Added Carl Edwards: "It's not try harder, it's just try smarter. You have 10 weeks. It's like my spotter Bobby Hudson says, 'there's a pot of gold right at the end of this rainbow right here, you just have to go get it.' Whatever you do, you can't get in a car wreck driving to McDonald's in the middle of the week. You can't get sick. You can't have something on pit road. You can't have an engine failure. All those things can stop you from a championship. All you can do is try to contain all those things and minimize risk."

"We're probably going to be pretty irritable to be around if you're anybody but our race team, because we're going to really be focused on communicating, on making sure we do everything possible we can."

JEFF GORDON

Kenseth, whose championship under the old points system was built on numbing consistency, doesn't necessarily agree.
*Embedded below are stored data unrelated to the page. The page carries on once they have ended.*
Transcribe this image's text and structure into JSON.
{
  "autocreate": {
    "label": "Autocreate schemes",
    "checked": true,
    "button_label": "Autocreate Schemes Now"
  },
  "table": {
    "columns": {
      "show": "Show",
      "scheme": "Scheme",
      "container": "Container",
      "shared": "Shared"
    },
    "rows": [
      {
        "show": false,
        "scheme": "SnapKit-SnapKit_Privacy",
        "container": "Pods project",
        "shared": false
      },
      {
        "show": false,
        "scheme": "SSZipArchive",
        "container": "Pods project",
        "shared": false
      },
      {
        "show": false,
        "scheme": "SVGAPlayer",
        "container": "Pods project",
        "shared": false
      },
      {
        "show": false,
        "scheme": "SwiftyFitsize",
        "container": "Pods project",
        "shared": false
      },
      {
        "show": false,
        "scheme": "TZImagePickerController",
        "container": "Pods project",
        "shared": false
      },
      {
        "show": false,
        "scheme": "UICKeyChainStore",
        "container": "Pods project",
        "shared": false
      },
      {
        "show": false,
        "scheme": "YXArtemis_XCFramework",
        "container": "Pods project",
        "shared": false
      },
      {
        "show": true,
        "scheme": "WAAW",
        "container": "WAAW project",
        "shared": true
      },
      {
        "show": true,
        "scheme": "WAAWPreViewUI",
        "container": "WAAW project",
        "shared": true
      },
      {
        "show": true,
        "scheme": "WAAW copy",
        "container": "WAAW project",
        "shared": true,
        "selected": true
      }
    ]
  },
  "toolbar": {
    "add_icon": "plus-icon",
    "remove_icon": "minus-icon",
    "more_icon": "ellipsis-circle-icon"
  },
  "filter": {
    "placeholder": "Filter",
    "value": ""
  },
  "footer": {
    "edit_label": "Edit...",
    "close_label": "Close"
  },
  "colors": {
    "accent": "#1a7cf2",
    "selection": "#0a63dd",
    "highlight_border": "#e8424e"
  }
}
"I know people talk about it and it makes a good story and all that, but I've never showed up for one of these races and not tried as hard as I could to win it," he said. "And I sure hope my team hasn't shown up and never tried as hard as they could. I don't buy that. Man, this is the Nextel Cup Series. This is the most competitive form of stock-car racing there is anywhere. It's a big deal to win these races and run up front. I try as hard as I can to do that every week."

Perhaps the change of location has something to do with it. Only seven days, several hundred miles, and several degrees in temperature separate Richmond, where the regular season ends, from Loudon, where the postseason begins. But to drivers, the difference in mentality is enormous.

"It's a huge change in mentality," Edwards said. "If we're leading the race at Loudon and a valve spring breaks, I'll be in the motor home crying. This [Richmond race] is way different. All we had to do tonight was come here and win a race. We didn't win, and everything else is all the same. At Loudon, that's not the case. The difference between 13th and 10th could mean a championship. So it's every last position, every last point."

Coming to Richmond, only the 12th and final Chase spot was truly in doubt. Most of the other drivers in the championship round have had weeks to prepare for the last 10-race stretch, a fact Burton believes assists in a change of mentality.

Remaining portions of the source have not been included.